Clearly, Chevy was already on the advance of station wagon design by 1958 when they introduced their Biscayne based, Brookwood station wagon. For that model year, the mid priced Brookwood was offered exclusively as a four door with such available color schemes as the “Aegean” and “Tropic Turquoise” two tone.

By ’59 however, Chevy made Biscayne their least expensive series by completely dropping the entry level Delray from the lineup. This left the Brookwood as Chevy’s least expensive station wagon, but the wagon was now available in two or four door versions, with the two door becoming the basis for the ’59 El Camino.

The formation of the first El Camino in the late ’50s wasn’t the only design benchmark introduced through Chevy’s station wagon lineup. The “Brookwood” name was dropped for 1962, and by the ’69 sales year Chevy’s wagons ranged from the now least expensive Brookwood to the Kingswood Estate models.

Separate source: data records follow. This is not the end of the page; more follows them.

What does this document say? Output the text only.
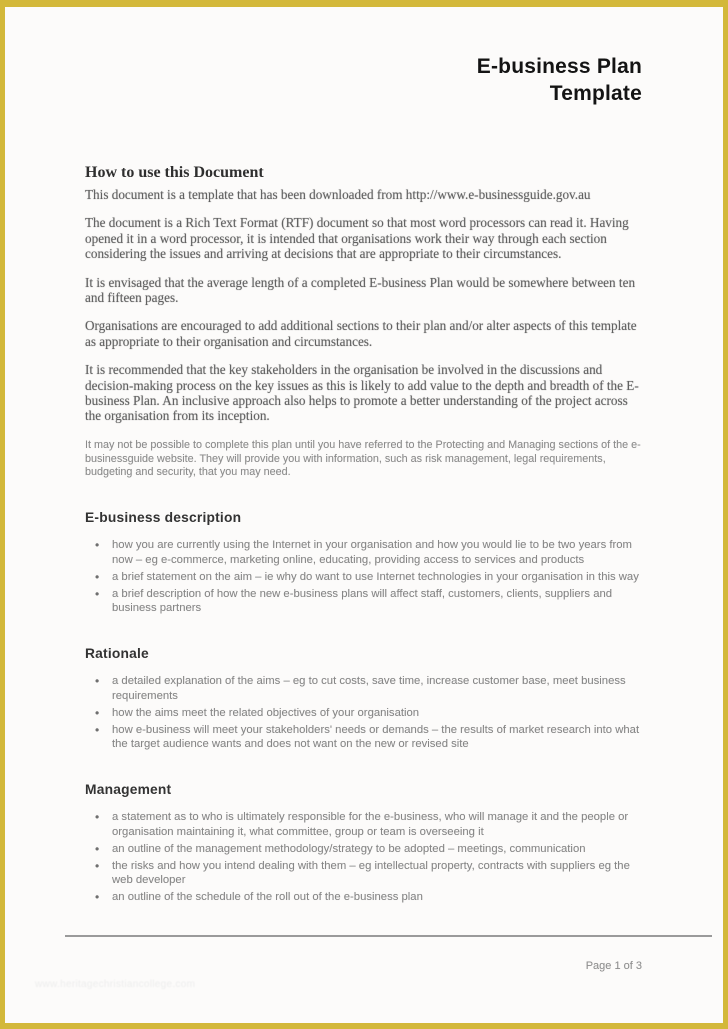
E-business Plan
Template
How to use this Document

This document is a template that has been downloaded from http://www.e-businessguide.gov.au

The document is a Rich Text Format (RTF) document so that most word processors can read it. Having opened it in a word processor, it is intended that organisations work their way through each section considering the issues and arriving at decisions that are appropriate to their circumstances.

It is envisaged that the average length of a completed E-business Plan would be somewhere between ten and fifteen pages.

Organisations are encouraged to add additional sections to their plan and/or alter aspects of this template as appropriate to their organisation and circumstances.

It is recommended that the key stakeholders in the organisation be involved in the discussions and decision-making process on the key issues as this is likely to add value to the depth and breadth of the E-business Plan. An inclusive approach also helps to promote a better understanding of the project across the organisation from its inception.

It may not be possible to complete this plan until you have referred to the Protecting and Managing sections of the e-businessguide website. They will provide you with information, such as risk management, legal requirements, budgeting and security, that you may need.

E-business description
• how you are currently using the Internet in your organisation and how you would lie to be two years from now – eg e-commerce, marketing online, educating, providing access to services and products
• a brief statement on the aim – ie why do want to use Internet technologies in your organisation in this way
• a brief description of how the new e-business plans will affect staff, customers, clients, suppliers and business partners
Rationale
• a detailed explanation of the aims – eg to cut costs, save time, increase customer base, meet business requirements
• how the aims meet the related objectives of your organisation
• how e-business will meet your stakeholders' needs or demands – the results of market research into what the target audience wants and does not want on the new or revised site
Management
• a statement as to who is ultimately responsible for the e-business, who will manage it and the people or organisation maintaining it, what committee, group or team is overseeing it
• an outline of the management methodology/strategy to be adopted – meetings, communication
• the risks and how you intend dealing with them – eg intellectual property, contracts with suppliers eg the web developer
• an outline of the schedule of the roll out of the e-business plan
Page 1 of 3
www.heritagechristiancollege.com
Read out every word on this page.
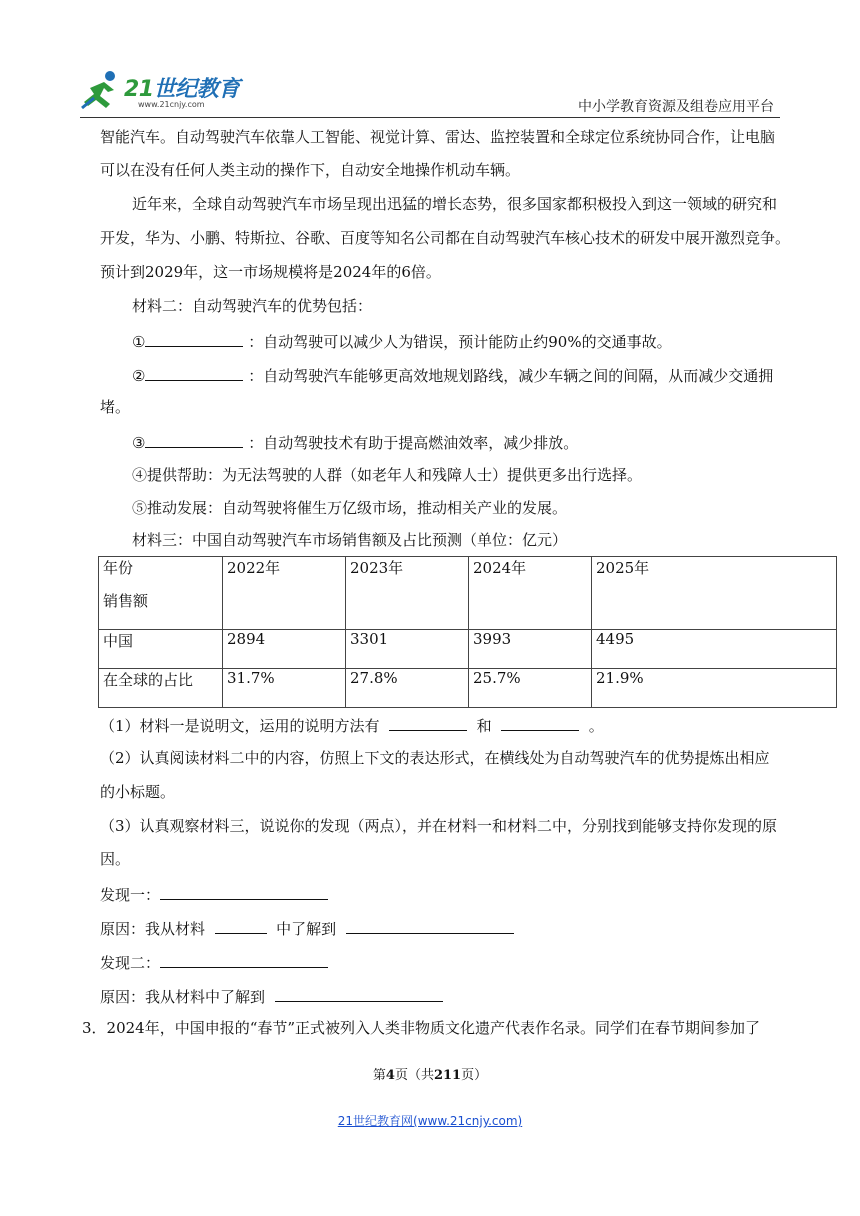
21世纪教育
www.21cnjy.com	中小学教育资源及组卷应用平台
智能汽车。自动驾驶汽车依靠人工智能、视觉计算、雷达、监控装置和全球定位系统协同合作，让电脑
可以在没有任何人类主动的操作下，自动安全地操作机动车辆。
近年来，全球自动驾驶汽车市场呈现出迅猛的增长态势，很多国家都积极投入到这一领域的研究和
开发，华为、小鹏、特斯拉、谷歌、百度等知名公司都在自动驾驶汽车核心技术的研发中展开激烈竞争。
预计到2029年，这一市场规模将是2024年的6倍。
材料二：自动驾驶汽车的优势包括：
①	：自动驾驶可以减少人为错误，预计能防止约90%的交通事故。
②	：自动驾驶汽车能够更高效地规划路线，减少车辆之间的间隔，从而减少交通拥
堵。
③	：自动驾驶技术有助于提高燃油效率，减少排放。
④提供帮助：为无法驾驶的人群（如老年人和残障人士）提供更多出行选择。
⑤推动发展：自动驾驶将催生万亿级市场，推动相关产业的发展。
材料三：中国自动驾驶汽车市场销售额及占比预测（单位：亿元）
年份
销售额	2022年	2023年	2024年	2025年
中国	2894	3301	3993	4495
在全球的占比	31.7%	27.8%	25.7%	21.9%
（1）材料一是说明文，运用的说明方法有	和	。
（2）认真阅读材料二中的内容，仿照上下文的表达形式，在横线处为自动驾驶汽车的优势提炼出相应
的小标题。
（3）认真观察材料三，说说你的发现（两点），并在材料一和材料二中，分别找到能够支持你发现的原
因。
发现一：
原因：我从材料	中了解到
发现二：
原因：我从材料中了解到
3．2024年，中国申报的“春节”正式被列入人类非物质文化遗产代表作名录。同学们在春节期间参加了
第4页（共211页）
21世纪教育网(www.21cnjy.com)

As our Bowtie wagon commercial from 1971 shows, station wagons in the Chevy tradition evoked a sense of style while maintaining functionality. For the ’71 sales year, Chevy station wagons could be ordered with such amenities as a “vanishing” tailgate and a walk-in, two way tailgate for the midsized Chevelle versions.

The full sized and Chevelle wagons could be ordered with a luggage rack, and the two way tailgate on the Chevelle made it easy to step right into the car’s seating space. Also unique to the ’71 wagons was the louvered tailgate, as this was the only production year that featured it.

Station wagons weren’t always so “cool,” but Chevy made strides even in the ’70s to change the image of the utilitarian car. We seem to dig on older wagons. Will we ever see a wagon with the Chevrolet bow tie again?